Multiple loss functions

Hello,

I am working on a problem where I am using two loss functions together i.e.
Total_loss = cross_entropy_loss + custom_ loss
And then Total_ loss.backward().

The value of Cross entropy loss for a training of say 20 epochs, reaches to ~0.7 from 2.4. It converges faster till approx. 8th epoch. Thereafter very low decrement.

While the value of custom loss decreases almost exponentially/linearly over entire training, starting from 3.2 to -10 (negative) approx.

That means after certain epoch model focuses mainly on custom loss and almost ignores cross entropy loss!

So, what can I do to make the model treat both losses equally and give them dual importance.?

I am currently multiplying a small number to custom loss,but it doesn’t seem to work.

Just an idea but maybe you could clip the custom loss so eventually it stops going down.
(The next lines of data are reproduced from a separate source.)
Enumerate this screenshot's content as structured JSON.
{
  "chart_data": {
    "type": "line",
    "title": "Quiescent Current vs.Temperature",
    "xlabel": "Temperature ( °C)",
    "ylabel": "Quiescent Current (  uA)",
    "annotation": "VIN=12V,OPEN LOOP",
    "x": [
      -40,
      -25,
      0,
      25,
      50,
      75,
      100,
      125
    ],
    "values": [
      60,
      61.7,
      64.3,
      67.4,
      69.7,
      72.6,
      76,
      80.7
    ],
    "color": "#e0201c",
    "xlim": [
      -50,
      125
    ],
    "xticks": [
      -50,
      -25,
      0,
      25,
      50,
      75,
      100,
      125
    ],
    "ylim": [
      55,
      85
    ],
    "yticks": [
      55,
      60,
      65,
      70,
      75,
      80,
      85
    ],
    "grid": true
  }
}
Then when the model hits that point it might start focusing on the cross entropy loss.

Hi @Hdk,

There could be a lot of things at play here depending on your custom_loss. I would typically try the following things,

  1. If possible, try to make the custom loss’s lower bound as zero.
  2. If the above is not possible, do Total_loss = (10/2.4)*cross_entropy_loss + custom_loss

@Dwight_Foster As I mentioned, I want the model to treat both losses equally i.e. both should go down ideally. So, I don’t want to discard custom loss at some point of time.

@rahulvigneswaran
First point is not possible, custom loss can be negative. I already tried second one, but then custom loss stopped decreasing i.e. over entire training I saw almost flat line of loss, while cross entropy was indeed decreasing. It made things even worse. So, I guess it was focusing on just cross entropy loss.

I was thinking to implement a dynamic multiplier instead of static which will be multiplied with custom loss i.e. this multiplier will also change over entire training.
Any idea if that makes sense, how to decide which equation (e.g. ax**2+b…) should that multiplier follow and how it can be implemented in training loop?

Thank you for the reply.